- Born: 1932 (age 93–94) Beatrice, Nebraska
- Education: University of Nebraska (BS, MS) University of Illinois at Urbana–Champaign (PhD)
- Scientific career
- Fields: Bioinorganic chemistry, organometallic chemistry
- Workplaces: University of North Carolina at Chapel Hill, Stanford University
- Thesis: The Magnesium Enolate of 2,2-Diphenylcyclohexanone (1958)
- Doctoral advisor: Reynold C. Fuson
- Doctoral students: Penelope Brothers, Kim Kimoon, Hilary Godwin, Jack R. Norton, Kenneth S. Suslick, Jonathan Sessler
- Other notable students: Robert H. Grubbs, Karl Barry Sharpless

= James P. Collman =

American inorganic chemist (born 1932)

James Paddock Collman (born 1932) is an American chemist who is the George A. and Hilda M. Daubert Professor of Chemistry, emeritus at Stanford University.

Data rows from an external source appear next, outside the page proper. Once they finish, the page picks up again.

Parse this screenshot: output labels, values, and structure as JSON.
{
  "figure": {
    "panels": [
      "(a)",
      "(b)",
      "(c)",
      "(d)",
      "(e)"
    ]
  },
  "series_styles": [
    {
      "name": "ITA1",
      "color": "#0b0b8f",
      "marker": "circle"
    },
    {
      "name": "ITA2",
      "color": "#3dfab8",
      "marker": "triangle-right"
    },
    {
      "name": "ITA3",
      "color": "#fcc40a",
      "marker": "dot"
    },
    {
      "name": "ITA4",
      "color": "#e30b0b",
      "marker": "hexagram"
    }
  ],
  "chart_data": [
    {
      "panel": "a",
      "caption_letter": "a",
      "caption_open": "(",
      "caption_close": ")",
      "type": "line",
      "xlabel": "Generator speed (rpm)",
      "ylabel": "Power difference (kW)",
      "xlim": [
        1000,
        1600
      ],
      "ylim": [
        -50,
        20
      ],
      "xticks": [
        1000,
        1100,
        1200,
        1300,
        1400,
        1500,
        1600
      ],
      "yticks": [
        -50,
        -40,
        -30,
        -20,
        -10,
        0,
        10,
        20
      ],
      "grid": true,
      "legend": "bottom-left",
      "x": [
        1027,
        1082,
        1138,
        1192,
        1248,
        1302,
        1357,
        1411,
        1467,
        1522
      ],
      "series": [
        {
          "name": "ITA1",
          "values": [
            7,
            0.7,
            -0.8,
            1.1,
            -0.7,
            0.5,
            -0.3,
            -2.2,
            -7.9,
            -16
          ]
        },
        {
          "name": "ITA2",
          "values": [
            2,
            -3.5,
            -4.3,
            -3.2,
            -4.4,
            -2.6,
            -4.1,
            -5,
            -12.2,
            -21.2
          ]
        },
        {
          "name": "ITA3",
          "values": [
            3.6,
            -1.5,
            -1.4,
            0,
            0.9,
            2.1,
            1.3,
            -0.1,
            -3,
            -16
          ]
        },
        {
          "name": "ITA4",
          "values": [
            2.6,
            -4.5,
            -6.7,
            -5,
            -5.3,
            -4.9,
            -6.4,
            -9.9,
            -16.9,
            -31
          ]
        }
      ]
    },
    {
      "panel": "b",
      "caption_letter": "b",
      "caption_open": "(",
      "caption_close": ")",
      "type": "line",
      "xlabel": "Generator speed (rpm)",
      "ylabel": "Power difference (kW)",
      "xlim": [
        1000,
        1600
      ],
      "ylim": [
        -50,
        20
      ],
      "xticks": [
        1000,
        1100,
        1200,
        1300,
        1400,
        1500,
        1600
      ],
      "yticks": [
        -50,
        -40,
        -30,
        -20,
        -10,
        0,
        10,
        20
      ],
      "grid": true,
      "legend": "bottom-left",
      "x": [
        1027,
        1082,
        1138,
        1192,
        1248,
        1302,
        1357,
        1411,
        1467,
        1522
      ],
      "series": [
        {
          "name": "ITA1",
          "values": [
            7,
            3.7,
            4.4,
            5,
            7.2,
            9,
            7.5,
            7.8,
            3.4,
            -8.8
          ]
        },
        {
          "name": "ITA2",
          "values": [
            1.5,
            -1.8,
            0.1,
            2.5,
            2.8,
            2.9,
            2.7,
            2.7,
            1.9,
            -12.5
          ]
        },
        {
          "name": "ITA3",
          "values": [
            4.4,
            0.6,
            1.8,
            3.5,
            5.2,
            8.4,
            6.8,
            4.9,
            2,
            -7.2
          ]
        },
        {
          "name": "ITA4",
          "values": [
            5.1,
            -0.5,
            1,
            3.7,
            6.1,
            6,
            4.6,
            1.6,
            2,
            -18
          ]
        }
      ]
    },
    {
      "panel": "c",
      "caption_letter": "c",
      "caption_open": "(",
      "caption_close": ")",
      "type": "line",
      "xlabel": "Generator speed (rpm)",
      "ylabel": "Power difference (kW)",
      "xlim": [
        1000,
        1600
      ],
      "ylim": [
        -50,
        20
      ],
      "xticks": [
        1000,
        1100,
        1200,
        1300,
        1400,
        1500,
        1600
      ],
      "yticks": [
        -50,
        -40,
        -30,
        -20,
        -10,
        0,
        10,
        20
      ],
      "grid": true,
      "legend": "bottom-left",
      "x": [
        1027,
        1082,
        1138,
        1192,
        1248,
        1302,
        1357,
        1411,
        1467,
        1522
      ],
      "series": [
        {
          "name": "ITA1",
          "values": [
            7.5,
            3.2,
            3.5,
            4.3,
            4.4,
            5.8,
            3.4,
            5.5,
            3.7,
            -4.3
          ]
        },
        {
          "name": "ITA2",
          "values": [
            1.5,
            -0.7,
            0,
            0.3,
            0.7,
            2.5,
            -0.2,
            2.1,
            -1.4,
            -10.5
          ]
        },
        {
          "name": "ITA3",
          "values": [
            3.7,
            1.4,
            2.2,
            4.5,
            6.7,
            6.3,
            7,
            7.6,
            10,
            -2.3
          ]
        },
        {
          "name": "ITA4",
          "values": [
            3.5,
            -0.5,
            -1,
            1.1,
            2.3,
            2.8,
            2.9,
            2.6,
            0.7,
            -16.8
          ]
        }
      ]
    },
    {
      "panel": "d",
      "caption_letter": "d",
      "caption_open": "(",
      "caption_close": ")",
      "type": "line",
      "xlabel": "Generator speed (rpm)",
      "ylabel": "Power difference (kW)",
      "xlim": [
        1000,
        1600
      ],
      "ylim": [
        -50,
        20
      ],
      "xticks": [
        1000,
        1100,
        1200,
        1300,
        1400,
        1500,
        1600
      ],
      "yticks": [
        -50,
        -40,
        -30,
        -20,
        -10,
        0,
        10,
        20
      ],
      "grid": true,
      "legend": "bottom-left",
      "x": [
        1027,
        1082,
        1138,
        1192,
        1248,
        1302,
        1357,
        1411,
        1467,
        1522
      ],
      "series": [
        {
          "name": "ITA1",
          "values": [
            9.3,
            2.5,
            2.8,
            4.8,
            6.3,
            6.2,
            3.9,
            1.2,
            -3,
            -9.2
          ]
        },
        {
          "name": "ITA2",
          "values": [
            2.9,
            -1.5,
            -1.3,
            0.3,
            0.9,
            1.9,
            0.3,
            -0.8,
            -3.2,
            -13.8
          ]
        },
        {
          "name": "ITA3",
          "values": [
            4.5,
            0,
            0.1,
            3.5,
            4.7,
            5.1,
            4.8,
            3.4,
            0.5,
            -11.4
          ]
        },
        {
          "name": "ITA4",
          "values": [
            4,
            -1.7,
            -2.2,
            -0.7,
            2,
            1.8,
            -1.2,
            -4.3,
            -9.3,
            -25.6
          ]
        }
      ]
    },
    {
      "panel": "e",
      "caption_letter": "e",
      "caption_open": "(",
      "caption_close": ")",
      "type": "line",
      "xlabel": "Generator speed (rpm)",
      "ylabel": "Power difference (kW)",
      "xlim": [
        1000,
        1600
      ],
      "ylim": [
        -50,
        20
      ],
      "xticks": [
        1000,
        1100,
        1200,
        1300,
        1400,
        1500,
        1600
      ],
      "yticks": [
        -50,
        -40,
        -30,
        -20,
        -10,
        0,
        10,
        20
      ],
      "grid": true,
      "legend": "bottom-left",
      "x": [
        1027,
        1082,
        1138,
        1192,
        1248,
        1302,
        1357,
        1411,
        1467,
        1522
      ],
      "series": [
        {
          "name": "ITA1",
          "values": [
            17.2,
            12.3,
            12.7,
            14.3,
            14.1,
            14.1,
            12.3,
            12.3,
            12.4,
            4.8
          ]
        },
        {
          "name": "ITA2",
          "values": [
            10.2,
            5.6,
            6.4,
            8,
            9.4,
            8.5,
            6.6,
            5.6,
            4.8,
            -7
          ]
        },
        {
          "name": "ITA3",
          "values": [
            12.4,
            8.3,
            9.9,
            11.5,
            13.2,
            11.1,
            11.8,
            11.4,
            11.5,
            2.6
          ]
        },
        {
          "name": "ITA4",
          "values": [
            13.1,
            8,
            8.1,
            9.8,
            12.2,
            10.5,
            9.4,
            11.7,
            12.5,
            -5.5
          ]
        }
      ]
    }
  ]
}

Collman's research focused on organometallic bioinorganic chemistry. Collman is a member of the National Academy of Sciences.

==Early life and education==
Collman was born in 1932, in Beatrice, Nebraska.

Collman received B.S. (1954) and M.S. degrees (1956) in chemistry from the University of Nebraska. He received a Ph.D. degree from the University of Illinois at Urbana–Champaign in 1958 under Reynold C. Fuson. After serving as an Instructor at the University of North Carolina at Chapel Hill for one year, he was hired as an assistant professor in 1959. Collman was promoted to associate professor in 1962, then full professor in 1966. In 1967, he moved to Stanford University. He was promoted to George A. & Hilda M. Daubert Endowed Chair in Chemistry in 1980, and is now professor emeritus.

==Research contributions==
Collman has contributed to several aspects of transition metal chemistry, as documented in over 366 scientific papers.

In the 1960s his group demonstrated that certain metal acetylacetonates undergo Friedel-Crafts-like reactions, indicating that these chelate rings have aromatic character.

In the area of organometallic chemistry, through reviews as well as original research, his group popularized the oxidative addition reaction, leading to the discovery of new low-valent complexes including Ru(CO)_{3}(PPh_{3})_{2} and IrCl(N_{2})(PPh_{3})_{2}. Collman's reagent, Na_{2}Fe(CO)_{4}, prepared in his laboratories, enables certain C-C coupling reactions in organic synthesis. He coauthored an influential textbook, Principles and Applications of Organotransition Metal Chemistry, that went through three editions.

He popularized the use of tetraphenylporphyrin as a biomimetic ligand for exploring the structure and function of myoglobin, cytochrome P450, and cytochrome oxidase.

==Awards and honors==
- Received the American Chemical Society's award in Inorganic Chemistry.
- 2009 - winner of American Chemical Society's Ronald L. Breslow Award for Biomimetic Chemistry

Collman has advised many academic researchers, many of whom have gone on to notable careers. Two of his postdoctoral researchers at Stanford, Karl Barry Sharpless and Robert H. Grubbs, later received Nobel Prizes in Chemistry.